Pazartesi, Nisan 09, 2007

ölüm yasamın icinde dedi gecen hocalarimizdan biri, bu kadar yadirgamamamız gerektigini soyledi... ölüm uzerine sohbet ediyorduk. bir iki gun gecmeden ustunden meryem'in dedesi vefat etti. lafla peynir gemisi yurumez ya, yasamin icinde mi disinda mi sallamiyor, uzuluyor insan. meryem de cok uzuldu haliyle. meryem uzuldu, ben uzuldum... meryem agladi, ben agladim...

düsünüyorum da, acaba bize öğrettiler mi ölüme üzülmemiz gerektigini. ilk ölüm haberini aldigim güne döndüm sorgulamak icin. sanirim 6-7 yasindaydim. bi telefon geldi, kargasa oldu, kosede bi sandalyeye ilistim, ayak altinda dolanmamam gerektigini anlamistim. büyük amca öldü dediler. hissetmedim bisey. ama herkes o kadar üzgündü ki, üzülmem gerektigini anladim. agliyorlardı, ben de bakip bir iki damla gozyasi akittim. 9 yasinda annanemi kaybettim, onun öldügünü annemden ögrendim. yine bilemedim ne tepki verecegimi, ne diyecegimi, sadece bi süre onu görememe fikri tuhaf geldi, onun evine giderken, hep annaneme gidiyorum dedim, belki 3, belki 5 yil... annemi aglarken gordukce uzuldum, mezarliga ziyarete gittigimde uzuldum, ona uzulenleri gordukce uzuldum. yas olmus 25, artik hic tanimadigim insanlarin ölümü bile üzüyor beni. ölenlerin ailelerini düsünüyorum. onlara üzülenleri düsünüyorum. evlerin bürünecegi o yas havasına üzülüyorum...
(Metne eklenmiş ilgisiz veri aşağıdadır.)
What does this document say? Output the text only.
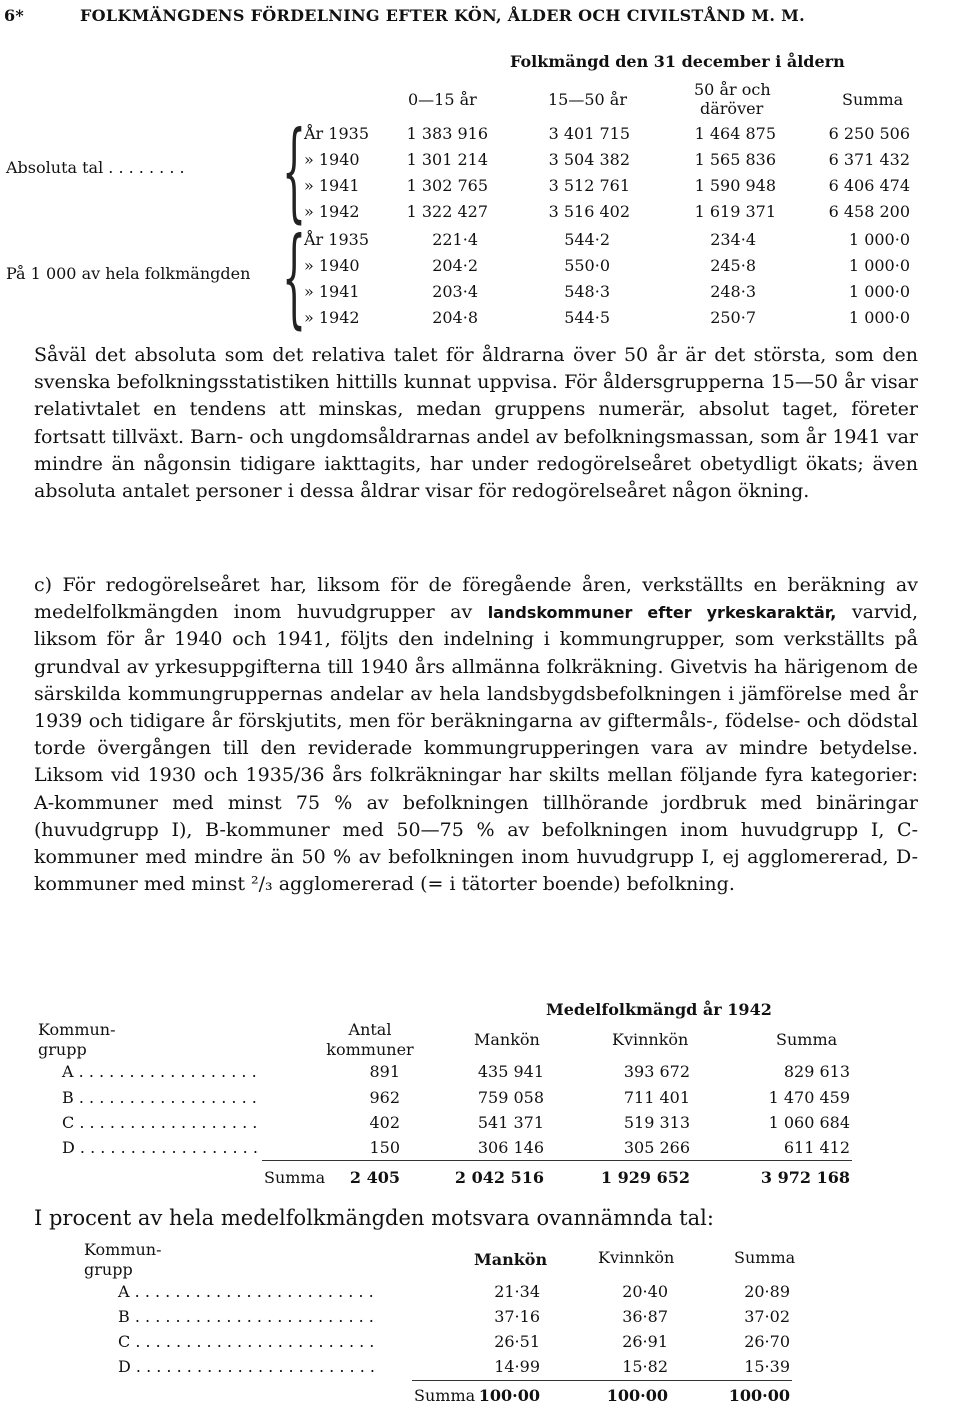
6*	FOLKMÄNGDENS FÖRDELNING EFTER KÖN, ÅLDER OCH CIVILSTÅND M. M.
Folkmängd den 31 december i åldern
0—15 år	15—50 år
50 år och
däröver	Summa
Absoluta tal . . . . . . . . {
På 1 000 av hela folkmängden {
År 1935	1 383 916	3 401 715	1 464 875	6 250 506
» 1940	1 301 214	3 504 382	1 565 836	6 371 432
» 1941	1 302 765	3 512 761	1 590 948	6 406 474
» 1942	1 322 427	3 516 402	1 619 371	6 458 200
År 1935	221·4	544·2	234·4	1 000·0
» 1940	204·2	550·0	245·8	1 000·0
» 1941	203·4	548·3	248·3	1 000·0
» 1942	204·8	544·5	250·7	1 000·0

Såväl det absoluta som det relativa talet för åldrarna över 50 år är det största, som den svenska befolkningsstatistiken hittills kunnat uppvisa. För åldersgrupperna 15—50 år visar relativtalet en tendens att minskas, medan gruppens numerär, absolut taget, företer fortsatt tillväxt. Barn- och ungdomsåldrarnas andel av befolkningsmassan, som år 1941 var mindre än någonsin tidigare iakttagits, har under redogörelseåret obetydligt ökats; även absoluta antalet personer i dessa åldrar visar för redogörelseåret någon ökning.

c) För redogörelseåret har, liksom för de föregående åren, verkställts en beräkning av medelfolkmängden inom huvudgrupper av landskommuner efter yrkeskaraktär, varvid, liksom för år 1940 och 1941, följts den indelning i kommungrupper, som verkställts på grundval av yrkesuppgifterna till 1940 års allmänna folkräkning. Givetvis ha härigenom de särskilda kommungruppernas andelar av hela landsbygdsbefolkningen i jämförelse med år 1939 och tidigare år förskjutits, men för beräkningarna av giftermåls-, födelse- och dödstal torde övergången till den reviderade kommungrupperingen vara av mindre betydelse. Liksom vid 1930 och 1935/36 års folkräkningar har skilts mellan följande fyra kategorier: A-kommuner med minst 75 % av befolkningen tillhörande jordbruk med binäringar (huvudgrupp I), B-kommuner med 50—75 % av befolkningen inom huvudgrupp I, C-kommuner med mindre än 50 % av befolkningen inom huvudgrupp I, ej agglomererad, D-kommuner med minst ²/₃ agglomererad (= i tätorter boende) befolkning.

Medelfolkmängd år 1942
Kommun-
grupp
Antal
kommuner
Mankön	Kvinnkön	Summa
A . . . . . . . . . . . . . . . . . .	891	435 941	393 672	829 613
B . . . . . . . . . . . . . . . . . .	962	759 058	711 401	1 470 459
C . . . . . . . . . . . . . . . . . .	402	541 371	519 313	1 060 684
D . . . . . . . . . . . . . . . . . .	150	306 146	305 266	611 412
Summa	2 405	2 042 516	1 929 652	3 972 168
I procent av hela medelfolkmängden motsvara ovannämnda tal:
Kommun-
grupp
Mankön	Kvinnkön	Summa
A . . . . . . . . . . . . . . . . . . . . . . . .	21·34	20·40	20·89
B . . . . . . . . . . . . . . . . . . . . . . . .	37·16	36·87	37·02
C . . . . . . . . . . . . . . . . . . . . . . . .	26·51	26·91	26·70
D . . . . . . . . . . . . . . . . . . . . . . . .	14·99	15·82	15·39
Summa 100·00	100·00	100·00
ölüme üzülmeyi ögrenmek iyi mi, kötü mü bilemedim. acılara bogulmalı mı insan, yoksa bir perde indirip gözlerine, görmemezlikten gelmeyi öğrenmeli mi? duyarsızlık mı olur bu? yoksa basitce sagligini korumak. 3 günlük ömrü en iyi sekilde degerlendirmek mi?